Liegen (nur) die Voraussetzungen des § 19 Abs. 5 vor, dürfen Leistungen nicht nach § 91 als Darlehen gewährt werden (vgl. LSG Sachsen-Anhalt, Beschluss v. 12.12.2013, L 8 SO 37/13 B; BSG, Urteil v. 6.12.2018, B 8 SO 2/17 R). Liegen sowohl die Voraussetzungen des § 91 als auch des § 19 Abs. 5 ("unechte" Sozialhilfe) vor, sind die Leistungen entweder als Darlehen oder nach § 19 Abs. 5 zu erbringen (vgl.
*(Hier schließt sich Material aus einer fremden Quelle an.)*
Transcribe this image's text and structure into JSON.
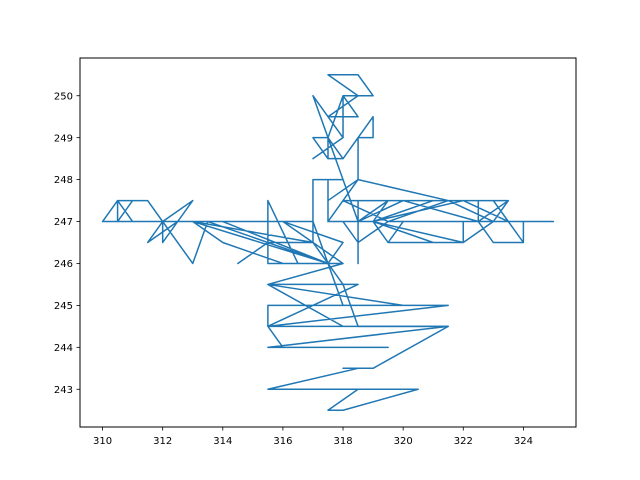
{
  "chart_data": {
    "type": "line",
    "title": "",
    "xlabel": "",
    "ylabel": "",
    "xlim": [
      309.25,
      325.75
    ],
    "ylim": [
      242.1,
      250.9
    ],
    "xticks": [
      310,
      312,
      314,
      316,
      318,
      320,
      322,
      324
    ],
    "yticks": [
      243,
      244,
      245,
      246,
      247,
      248,
      249,
      250
    ],
    "grid": false,
    "legend": "none",
    "series": [
      {
        "color": "#1f77b4",
        "points": [
          [
            312.0,
            247.0
          ],
          [
            313.0,
            247.5
          ],
          [
            312.0,
            246.5
          ],
          [
            312.0,
            247.0
          ],
          [
            311.5,
            247.5
          ],
          [
            310.5,
            247.5
          ],
          [
            310.5,
            247.0
          ],
          [
            311.0,
            247.5
          ],
          [
            311.5,
            247.5
          ],
          [
            312.0,
            247.0
          ],
          [
            310.0,
            247.0
          ],
          [
            310.5,
            247.5
          ],
          [
            311.0,
            247.0
          ],
          [
            315.5,
            247.0
          ],
          [
            315.5,
            246.5
          ],
          [
            314.5,
            246.0
          ],
          [
            315.5,
            246.5
          ],
          [
            317.0,
            246.5
          ],
          [
            313.0,
            247.0
          ],
          [
            317.5,
            246.0
          ],
          [
            316.5,
            246.0
          ],
          [
            315.5,
            247.5
          ],
          [
            315.5,
            246.0
          ],
          [
            316.0,
            246.0
          ],
          [
            314.0,
            246.5
          ],
          [
            313.0,
            247.0
          ],
          [
            317.0,
            247.0
          ],
          [
            317.5,
            246.0
          ],
          [
            313.5,
            247.0
          ],
          [
            313.0,
            246.0
          ],
          [
            312.0,
            247.0
          ],
          [
            311.5,
            246.5
          ],
          [
            312.5,
            247.0
          ],
          [
            314.0,
            247.0
          ],
          [
            317.5,
            246.0
          ],
          [
            316.0,
            246.0
          ],
          [
            318.0,
            246.0
          ],
          [
            315.5,
            245.5
          ],
          [
            318.5,
            245.5
          ],
          [
            315.5,
            244.5
          ],
          [
            318.0,
            244.5
          ],
          [
            315.5,
            245.5
          ],
          [
            320.0,
            245.0
          ],
          [
            317.5,
            245.0
          ],
          [
            321.5,
            245.0
          ],
          [
            315.5,
            244.5
          ],
          [
            321.5,
            244.5
          ],
          [
            315.5,
            244.0
          ],
          [
            319.5,
            244.0
          ],
          [
            316.0,
            244.0
          ],
          [
            315.5,
            244.5
          ],
          [
            315.5,
            245.0
          ],
          [
            318.0,
            245.0
          ],
          [
            317.5,
            246.0
          ],
          [
            318.0,
            246.5
          ],
          [
            316.0,
            247.0
          ],
          [
            318.0,
            246.0
          ],
          [
            317.5,
            246.0
          ],
          [
            317.0,
            246.5
          ],
          [
            317.0,
            248.0
          ],
          [
            318.0,
            248.0
          ],
          [
            317.5,
            248.0
          ],
          [
            317.5,
            247.0
          ],
          [
            318.0,
            247.5
          ],
          [
            317.5,
            247.0
          ],
          [
            318.5,
            247.0
          ],
          [
            318.5,
            247.5
          ],
          [
            319.5,
            247.5
          ],
          [
            323.5,
            247.5
          ],
          [
            323.0,
            247.0
          ],
          [
            325.0,
            247.0
          ],
          [
            324.0,
            247.0
          ],
          [
            324.0,
            246.5
          ],
          [
            323.0,
            247.5
          ],
          [
            323.5,
            247.0
          ],
          [
            322.0,
            247.5
          ],
          [
            319.0,
            247.0
          ],
          [
            321.0,
            247.5
          ],
          [
            322.5,
            247.5
          ],
          [
            322.5,
            247.0
          ],
          [
            325.0,
            247.0
          ],
          [
            322.5,
            247.0
          ],
          [
            320.0,
            247.5
          ],
          [
            318.5,
            247.0
          ],
          [
            318.0,
            248.0
          ],
          [
            317.0,
            250.0
          ],
          [
            318.0,
            249.0
          ],
          [
            317.0,
            248.5
          ],
          [
            318.0,
            249.0
          ],
          [
            318.0,
            250.0
          ],
          [
            319.0,
            250.0
          ],
          [
            318.5,
            250.5
          ],
          [
            317.5,
            250.5
          ],
          [
            318.5,
            250.0
          ],
          [
            317.5,
            249.5
          ],
          [
            318.5,
            249.5
          ],
          [
            318.0,
            250.0
          ],
          [
            317.5,
            249.0
          ],
          [
            318.0,
            248.5
          ],
          [
            317.5,
            248.5
          ],
          [
            317.5,
            249.0
          ],
          [
            317.0,
            249.0
          ],
          [
            317.5,
            248.5
          ],
          [
            318.0,
            248.5
          ],
          [
            318.5,
            249.0
          ],
          [
            319.0,
            249.5
          ],
          [
            319.0,
            249.0
          ],
          [
            318.5,
            249.0
          ],
          [
            318.5,
            248.0
          ],
          [
            317.5,
            247.5
          ],
          [
            318.5,
            248.0
          ],
          [
            318.0,
            247.5
          ],
          [
            318.5,
            247.5
          ],
          [
            318.5,
            247.0
          ],
          [
            319.5,
            247.5
          ],
          [
            319.0,
            247.0
          ],
          [
            321.0,
            246.5
          ],
          [
            319.5,
            246.5
          ],
          [
            319.0,
            247.0
          ],
          [
            318.0,
            247.0
          ],
          [
            318.5,
            246.5
          ],
          [
            319.5,
            247.0
          ],
          [
            322.0,
            247.0
          ],
          [
            322.0,
            246.5
          ],
          [
            319.5,
            246.5
          ],
          [
            320.0,
            247.0
          ],
          [
            322.5,
            247.0
          ],
          [
            323.5,
            247.5
          ],
          [
            321.5,
            247.5
          ],
          [
            318.5,
            248.0
          ],
          [
            317.5,
            247.0
          ],
          [
            318.0,
            247.5
          ],
          [
            319.5,
            247.0
          ],
          [
            321.5,
            247.5
          ],
          [
            323.0,
            247.0
          ],
          [
            322.5,
            247.0
          ],
          [
            323.0,
            246.5
          ],
          [
            324.0,
            246.5
          ],
          [
            324.0,
            247.0
          ],
          [
            322.5,
            247.0
          ],
          [
            322.5,
            247.5
          ],
          [
            323.5,
            247.5
          ],
          [
            323.0,
            247.0
          ],
          [
            322.0,
            246.5
          ],
          [
            319.0,
            247.0
          ],
          [
            318.5,
            247.0
          ],
          [
            318.5,
            246.5
          ],
          [
            318.5,
            246.0
          ],
          [
            318.5,
            247.0
          ],
          [
            317.5,
            247.0
          ]
        ]
      },
      {
        "color": "#1f77b4",
        "points": [
          [
            317.5,
            246.0
          ],
          [
            318.0,
            245.5
          ],
          [
            318.5,
            244.5
          ],
          [
            321.5,
            244.5
          ],
          [
            319.0,
            243.5
          ],
          [
            318.0,
            243.5
          ],
          [
            318.5,
            243.5
          ],
          [
            315.5,
            243.0
          ],
          [
            320.5,
            243.0
          ],
          [
            317.0,
            243.0
          ],
          [
            318.5,
            243.0
          ],
          [
            317.5,
            242.5
          ],
          [
            318.0,
            242.5
          ],
          [
            320.5,
            243.0
          ],
          [
            318.0,
            243.0
          ]
        ]
      }
    ]
  }
}
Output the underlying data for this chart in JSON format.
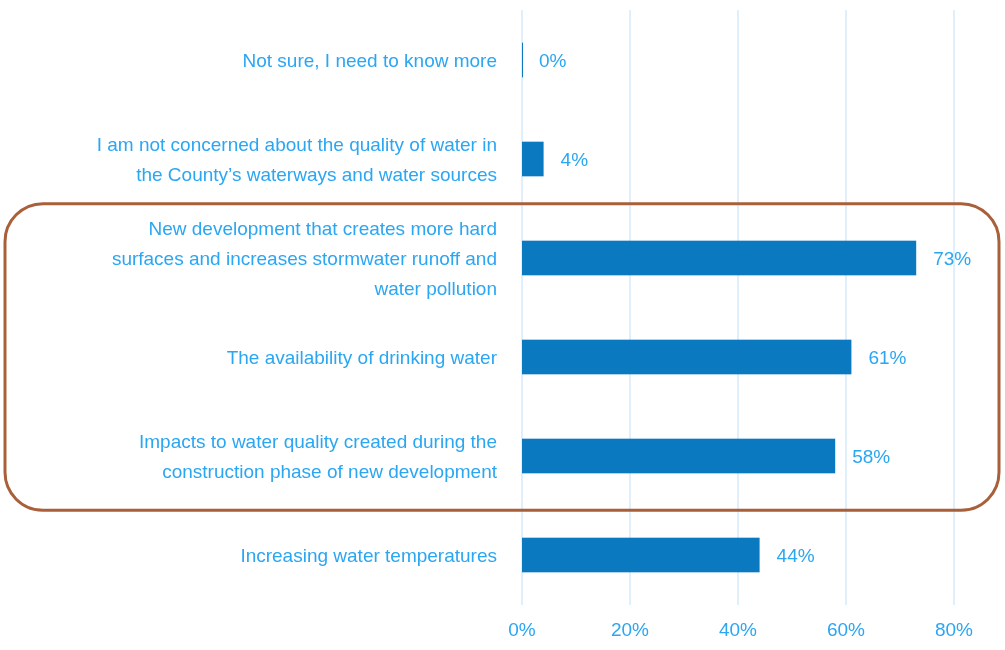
{
  "chart_data": {
    "type": "bar",
    "orientation": "horizontal",
    "categories": [
      "Not sure, I need to know more",
      "I am not concerned about the quality of water in the County’s waterways and water sources",
      "New development that creates more hard surfaces and increases stormwater runoff and water pollution",
      "The availability of drinking water",
      "Impacts to water quality created during the construction phase of new development",
      "Increasing water temperatures"
    ],
    "values": [
      0,
      4,
      73,
      61,
      58,
      44
    ],
    "value_labels": [
      "0%",
      "4%",
      "73%",
      "61%",
      "58%",
      "44%"
    ],
    "color": "#0a79bf",
    "xlim": [
      0,
      80
    ],
    "xticks": [
      {
        "value": 0,
        "label": "0%"
      },
      {
        "value": 20,
        "label": "20%"
      },
      {
        "value": 40,
        "label": "40%"
      },
      {
        "value": 60,
        "label": "60%"
      },
      {
        "value": 80,
        "label": "80%"
      }
    ],
    "grid": "x"
  }
}
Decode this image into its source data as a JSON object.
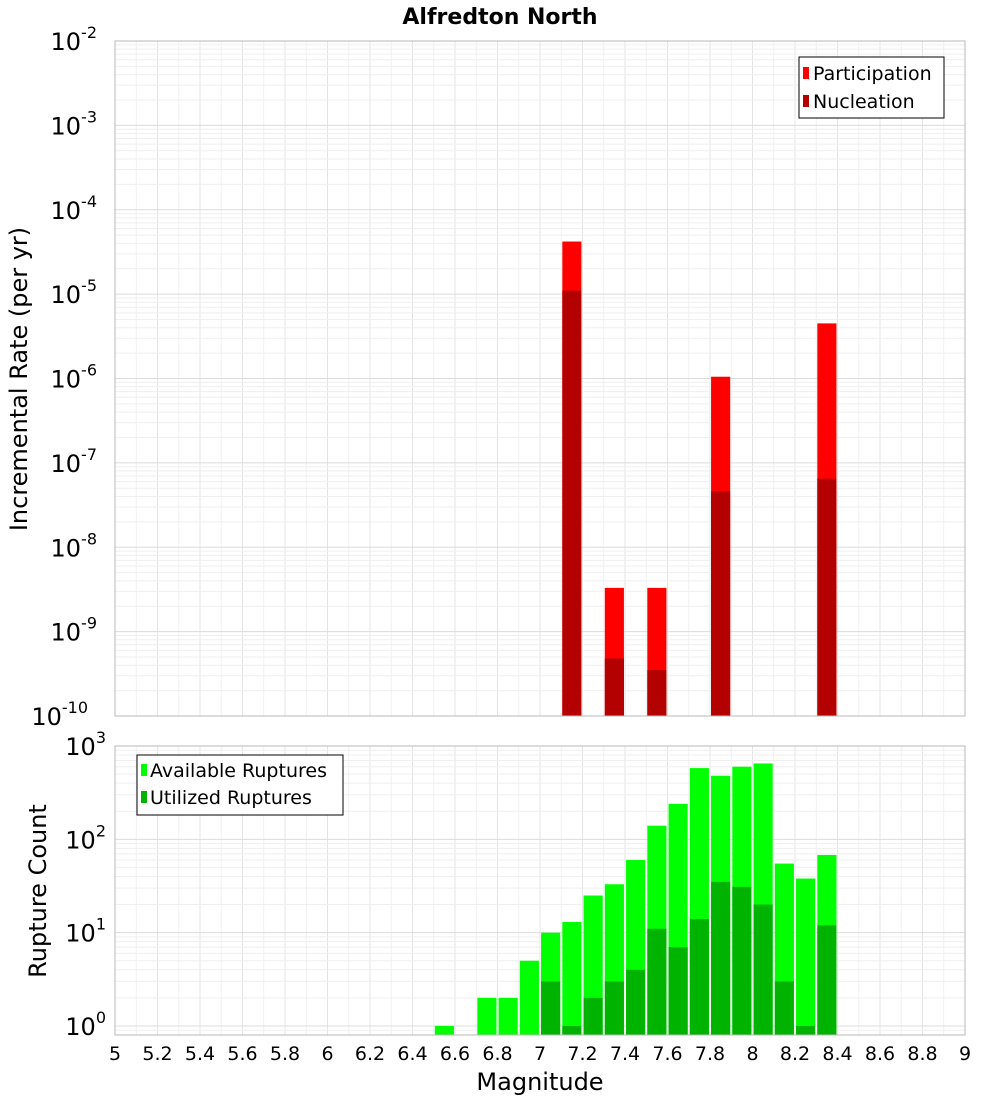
{
  "chart_data": [
    {
      "type": "bar",
      "title": "Alfredton North",
      "xlabel": "",
      "ylabel": "Incremental Rate (per yr)",
      "yscale": "log",
      "xlim": [
        5,
        9
      ],
      "ylim": [
        1e-10,
        0.01
      ],
      "ytick_exponents": [
        -10,
        -9,
        -8,
        -7,
        -6,
        -5,
        -4,
        -3,
        -2
      ],
      "bar_width": 0.09,
      "grid": true,
      "legend_position": "top-right",
      "colors": {
        "participation": "#ff0000",
        "nucleation": "#b30000"
      },
      "series": [
        {
          "name": "Participation",
          "x": [
            7.15,
            7.35,
            7.55,
            7.85,
            8.35
          ],
          "values": [
            4.2e-05,
            3.3e-09,
            3.3e-09,
            1.05e-06,
            4.5e-06
          ]
        },
        {
          "name": "Nucleation",
          "x": [
            7.15,
            7.35,
            7.55,
            7.85,
            8.35
          ],
          "values": [
            1.1e-05,
            4.8e-10,
            3.5e-10,
            4.6e-08,
            6.5e-08
          ]
        }
      ]
    },
    {
      "type": "bar",
      "title": "",
      "xlabel": "Magnitude",
      "ylabel": "Rupture Count",
      "yscale": "log",
      "xlim": [
        5,
        9
      ],
      "ylim": [
        0.8,
        1000
      ],
      "ytick_exponents": [
        0,
        1,
        2,
        3
      ],
      "xticks": [
        "5",
        "5.2",
        "5.4",
        "5.6",
        "5.8",
        "6",
        "6.2",
        "6.4",
        "6.6",
        "6.8",
        "7",
        "7.2",
        "7.4",
        "7.6",
        "7.8",
        "8",
        "8.2",
        "8.4",
        "8.6",
        "8.8",
        "9"
      ],
      "bar_width": 0.09,
      "grid": true,
      "legend_position": "top-left",
      "colors": {
        "available": "#00ff00",
        "utilized": "#00b300"
      },
      "series": [
        {
          "name": "Available Ruptures",
          "x": [
            6.55,
            6.75,
            6.85,
            6.95,
            7.05,
            7.15,
            7.25,
            7.35,
            7.45,
            7.55,
            7.65,
            7.75,
            7.85,
            7.95,
            8.05,
            8.15,
            8.25,
            8.35
          ],
          "values": [
            1,
            2,
            2,
            5,
            10,
            13,
            25,
            33,
            60,
            140,
            240,
            580,
            480,
            600,
            650,
            55,
            38,
            68
          ]
        },
        {
          "name": "Utilized Ruptures",
          "x": [
            7.05,
            7.15,
            7.25,
            7.35,
            7.45,
            7.55,
            7.65,
            7.75,
            7.85,
            7.95,
            8.05,
            8.15,
            8.25,
            8.35
          ],
          "values": [
            3,
            1,
            2,
            3,
            4,
            11,
            7,
            14,
            35,
            31,
            20,
            3,
            1,
            12
          ]
        }
      ]
    }
  ]
}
LSG Sachsen-Anhalt, Beschluss v. 12.12.2013, L 8 SO 37/13 B; Geiger, in: LPK-SGB XII, § 91 Rz. 16). Wünsche des Leistungsberechtigten sind dabei nach § 9 Abs. 2 Satz 1 SGB XII zu berücksichtigen, soweit sie angemessen sind.

Parallelvorschrift aus dem Bereich der Grundsicherung für Arbeitsuchende ist § 24 Abs. 5 SGB II.

2 Rechtspraxis

 

Rz. 5

§ 91 setzt zunächst voraus, dass das Vermögen nach § 90 einzusetzen ist. Es muss insbesondere innerhalb angemessener Zeit (i. d. R. voraussichtlich innerhalb von 12 Monaten) verwertbar sein. Tatsächliche oder rechtliche Gründe dürfen einer Verwertung nicht entgegenstehen (vgl. hierzu ausführlich Komm. zu § 90 Rz. 12 f.).

 

Rz. 6

Hinsichtlich der Entscheidung, ob eine Leistung als Zuschuss oder als Darlehen gemäß § 91 zu erfolgen hat, ist eine Prognose über den für die Verwertung voraussichtlich notwendigen Zeitraum zu treffen. Maßgeblicher Zeitpunkt für die gerichtlich voll überprüfbare Prognoseentscheidung ist dabei der Zeitpunkt, zu dem die Sozialhilfe einsetzen soll (vgl. BVerwG, Urteil v. 19.12.1997, 5 C 7.96; SG Duisburg, Urteil v. 24.11.2014, S 48 SO 399/11; Mecke, in: jurisPK-SGB XII, § 91 Rz. 12). Kann der Vermögensinhaber über das Vermögen voraussichtlich nicht in angemessener Zeit (i. d. R. 12 Monate) verwerten, ist die Leistung als Zuschuss zu gewähren (vgl. hierzu ausführlich die Komm. zu § 90 Rz. 13). Kann der Vermögensinhaber über das Vermögen voraussichtlich innerhalb angemessener Zeit, nicht aber sofort verfügen, liegt ein Fall des § 91 vor. Soweit ein sofortiger Verbrauch oder eine sofortige Verwertung möglich ist und keine Härte i. S. d. § 91 Satz 1 darstellt, ist eine Leistung ausgeschlossen.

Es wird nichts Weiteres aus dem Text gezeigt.